Today, the firm works with about 100 customers, including UPS Supply Chain Solutions, FedEx Trade Networks and DHL Global Forwarding – each with multiple locations. Many of the customers are “freight-forwarders,” who facilitate international trade.

The firm uses about 200 carriers to handle about 1,300 shipments a month – ranging from a simple local pickup and delivery to a cross-country move. Its annual revenues currently total about $30 million, but the partners are aiming for $48 million within a year.

“Even though we have this awesome technology that we implement in our day to day, we are at our very core of us, truckers. We are moving freight from one place to another,” Cunningham said. “It’s just that the way we go about it is revolutionary, so that we don’t look and feel like truckers. We are basically a service company that offers trucking services.”

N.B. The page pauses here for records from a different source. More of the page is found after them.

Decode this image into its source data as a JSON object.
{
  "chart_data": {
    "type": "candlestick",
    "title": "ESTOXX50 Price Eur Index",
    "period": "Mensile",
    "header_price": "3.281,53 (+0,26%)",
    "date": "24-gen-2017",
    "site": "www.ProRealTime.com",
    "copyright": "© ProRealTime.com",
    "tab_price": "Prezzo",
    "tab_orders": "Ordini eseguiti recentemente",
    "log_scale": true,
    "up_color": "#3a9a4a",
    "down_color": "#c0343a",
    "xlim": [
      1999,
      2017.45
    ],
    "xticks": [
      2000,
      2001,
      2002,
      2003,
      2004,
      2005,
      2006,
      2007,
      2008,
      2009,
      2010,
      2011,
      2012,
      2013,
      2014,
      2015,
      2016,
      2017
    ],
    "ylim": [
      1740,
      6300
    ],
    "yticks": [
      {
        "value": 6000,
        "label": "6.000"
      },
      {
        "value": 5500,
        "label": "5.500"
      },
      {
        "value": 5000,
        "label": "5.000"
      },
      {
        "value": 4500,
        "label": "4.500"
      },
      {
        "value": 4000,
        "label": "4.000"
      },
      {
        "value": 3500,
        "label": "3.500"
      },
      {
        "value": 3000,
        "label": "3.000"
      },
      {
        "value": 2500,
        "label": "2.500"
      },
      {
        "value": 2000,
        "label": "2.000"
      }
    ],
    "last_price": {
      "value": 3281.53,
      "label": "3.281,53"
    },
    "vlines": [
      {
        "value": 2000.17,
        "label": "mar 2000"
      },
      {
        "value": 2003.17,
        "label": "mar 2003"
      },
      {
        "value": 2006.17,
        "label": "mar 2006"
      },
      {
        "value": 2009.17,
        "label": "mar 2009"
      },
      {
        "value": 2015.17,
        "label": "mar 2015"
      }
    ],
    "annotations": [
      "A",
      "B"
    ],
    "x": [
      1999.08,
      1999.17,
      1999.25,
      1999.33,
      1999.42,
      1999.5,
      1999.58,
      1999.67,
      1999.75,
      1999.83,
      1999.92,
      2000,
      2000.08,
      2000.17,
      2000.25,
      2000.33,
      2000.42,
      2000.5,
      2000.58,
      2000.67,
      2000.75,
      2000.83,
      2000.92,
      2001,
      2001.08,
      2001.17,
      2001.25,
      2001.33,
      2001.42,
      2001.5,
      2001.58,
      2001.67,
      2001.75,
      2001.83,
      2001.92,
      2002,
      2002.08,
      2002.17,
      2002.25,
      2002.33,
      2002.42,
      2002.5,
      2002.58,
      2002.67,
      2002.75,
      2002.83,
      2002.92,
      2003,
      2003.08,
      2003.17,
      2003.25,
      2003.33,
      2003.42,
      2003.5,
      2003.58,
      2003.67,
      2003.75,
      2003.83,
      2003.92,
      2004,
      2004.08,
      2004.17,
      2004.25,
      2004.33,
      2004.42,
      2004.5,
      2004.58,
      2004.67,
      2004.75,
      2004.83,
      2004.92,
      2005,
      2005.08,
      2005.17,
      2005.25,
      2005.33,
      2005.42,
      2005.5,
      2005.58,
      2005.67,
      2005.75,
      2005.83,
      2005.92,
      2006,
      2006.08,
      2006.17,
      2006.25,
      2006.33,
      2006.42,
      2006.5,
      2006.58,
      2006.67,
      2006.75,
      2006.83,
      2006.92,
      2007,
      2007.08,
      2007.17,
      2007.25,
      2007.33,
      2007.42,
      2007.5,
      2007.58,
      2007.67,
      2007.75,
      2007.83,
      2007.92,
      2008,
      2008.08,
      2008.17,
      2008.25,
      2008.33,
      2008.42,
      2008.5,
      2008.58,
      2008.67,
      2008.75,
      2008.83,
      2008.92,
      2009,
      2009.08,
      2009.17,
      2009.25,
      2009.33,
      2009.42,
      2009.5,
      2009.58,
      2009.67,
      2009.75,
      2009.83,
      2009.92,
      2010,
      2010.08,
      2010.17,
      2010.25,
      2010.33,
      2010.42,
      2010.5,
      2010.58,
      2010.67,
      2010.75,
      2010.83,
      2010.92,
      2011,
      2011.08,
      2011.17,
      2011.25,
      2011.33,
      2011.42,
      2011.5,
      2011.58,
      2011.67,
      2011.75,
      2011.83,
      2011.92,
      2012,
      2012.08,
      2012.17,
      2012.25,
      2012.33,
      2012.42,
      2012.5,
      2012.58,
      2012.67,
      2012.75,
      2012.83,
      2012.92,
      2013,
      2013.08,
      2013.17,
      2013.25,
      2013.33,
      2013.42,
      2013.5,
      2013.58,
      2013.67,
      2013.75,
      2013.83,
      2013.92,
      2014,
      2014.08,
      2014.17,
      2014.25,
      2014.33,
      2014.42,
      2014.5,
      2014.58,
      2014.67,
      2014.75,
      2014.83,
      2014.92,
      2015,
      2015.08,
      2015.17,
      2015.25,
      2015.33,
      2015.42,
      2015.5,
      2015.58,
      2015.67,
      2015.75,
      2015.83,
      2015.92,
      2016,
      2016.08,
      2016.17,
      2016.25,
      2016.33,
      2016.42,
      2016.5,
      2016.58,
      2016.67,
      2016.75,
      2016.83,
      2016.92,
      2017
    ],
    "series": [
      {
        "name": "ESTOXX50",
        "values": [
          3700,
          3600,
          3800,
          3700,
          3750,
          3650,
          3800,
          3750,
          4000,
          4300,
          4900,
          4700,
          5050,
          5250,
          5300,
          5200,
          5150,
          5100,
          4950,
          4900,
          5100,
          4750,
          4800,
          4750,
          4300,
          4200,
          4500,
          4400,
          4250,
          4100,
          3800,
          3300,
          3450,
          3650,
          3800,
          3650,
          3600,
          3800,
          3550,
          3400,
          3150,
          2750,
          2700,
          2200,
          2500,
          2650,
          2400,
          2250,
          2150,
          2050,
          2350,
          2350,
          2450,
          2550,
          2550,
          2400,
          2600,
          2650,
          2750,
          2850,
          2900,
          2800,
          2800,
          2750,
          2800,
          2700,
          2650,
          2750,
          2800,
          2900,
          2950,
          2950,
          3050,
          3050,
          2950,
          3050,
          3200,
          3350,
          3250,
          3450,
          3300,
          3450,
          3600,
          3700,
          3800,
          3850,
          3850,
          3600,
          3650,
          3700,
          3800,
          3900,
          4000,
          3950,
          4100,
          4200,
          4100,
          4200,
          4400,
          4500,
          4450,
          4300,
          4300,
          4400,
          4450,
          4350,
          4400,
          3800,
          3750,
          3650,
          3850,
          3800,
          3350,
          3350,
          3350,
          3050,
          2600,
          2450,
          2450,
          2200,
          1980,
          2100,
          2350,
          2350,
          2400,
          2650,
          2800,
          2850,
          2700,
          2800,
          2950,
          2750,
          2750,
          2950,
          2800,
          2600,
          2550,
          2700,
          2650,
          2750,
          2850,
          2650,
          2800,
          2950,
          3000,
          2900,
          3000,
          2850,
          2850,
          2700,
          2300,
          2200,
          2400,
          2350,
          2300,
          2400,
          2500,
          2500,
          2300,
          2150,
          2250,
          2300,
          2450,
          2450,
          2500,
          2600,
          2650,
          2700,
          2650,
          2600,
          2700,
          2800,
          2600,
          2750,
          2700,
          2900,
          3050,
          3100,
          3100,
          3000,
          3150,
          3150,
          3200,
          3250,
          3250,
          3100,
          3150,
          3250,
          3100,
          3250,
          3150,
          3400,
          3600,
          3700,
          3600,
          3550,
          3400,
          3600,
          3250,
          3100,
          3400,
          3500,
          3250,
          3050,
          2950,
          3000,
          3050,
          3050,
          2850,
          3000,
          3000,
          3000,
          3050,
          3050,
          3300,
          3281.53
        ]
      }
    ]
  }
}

Port X originated from the disillusionment of its founders with the existing trucking and logistics industry, particularly with the basics of customer service. The seven friends all grew up in Western New York, went to college locally, and met while working in the transportation field. They worked for different firms, but shared similar experiences.

“We noticed that there was a void in the trucking industry,” Cunningham said. “We felt that customer service had kind of gone by the wayside. We noticed that people had lost track of some of the mundane things – the pleases and thank-yous.”

They also saw opportunities for more efficient and effective service for customers, using newer technology to benefit customers. They partnered with a startup technology company called Turvo in Silicon Valley, and jointly developed a transportation management system and an app for drivers that allows more precise tracking of shipments at any time.

“In the logistics industry, the joke has always been we’re five to 10 years behind in technology,” said Morrison, whose grandfather worked on a Great Lakes freighter. “Where we are with Turvo, we’re five to 10 years into the future.”

The Turvo system and app – which the drivers are required to use for Port X jobs – allow customers to go online and easily find their shipments 24 hours a day, using any electronic device or platform. That offers what the industry calls “end-to-end visibility.”

“Everybody wants to know where their freight is at all times,” Morrison said. “If they want to find out what’s going on with their shipment, they just open up the app. They don’t even have to call us or email us.”

They can also use the app to send a message to Port X or retrieve key documents. That’s in contrast to traditional transportation management software that are “clunky and outdated,” Cunningham added.

When the group came together, they started with five people in Buffalo, plus one each in Oakland, Calif., and Montana, where Kempisty and Randhawa had relocated, respectively. Kempisty and Randhawa pursued sales, while the five here constituted the “war room” to get the company off the ground and service customers.

In Buffalo, the team took up space at 95 Perry St., in the first-floor former office that had been used by Philadelphia-based Global Spectrum, the company that briefly operated Canalside. The space was tight, with walls, desks and a conference room, but not “much room to grow,” Cunningham said. “We were all huddled together in this room here.”

Within six months, they started exploring options – including on Main Street next to Shea’s Performing Arts Center and another spot in Allentown. But just as they were starting to worry about what to do, they learned that the Lagerhaus restaurant next to them was being vacated. So they called their landlord, Samuel Savarino, to express interest and see the space.

The $50,000 renovation included knocking down the walls between the firm’s old 2,100-square-foot office and Lagerhaus, and redoing the entire space. The expansion more than doubled the firm’s footprint to 5,300 square feet, and gave it the openness that the founders desired. There was even room for a “relaxation and entertainment” area, with beanbag chairs and a place to eat.

“In the winter, you’re pretty much stuck in here. Nobody wants to go anywhere. You’re stuck at your desk,” said Zeis, one of the other founders. “So to have a space like this for people to get away from it for a little bit is perfect.”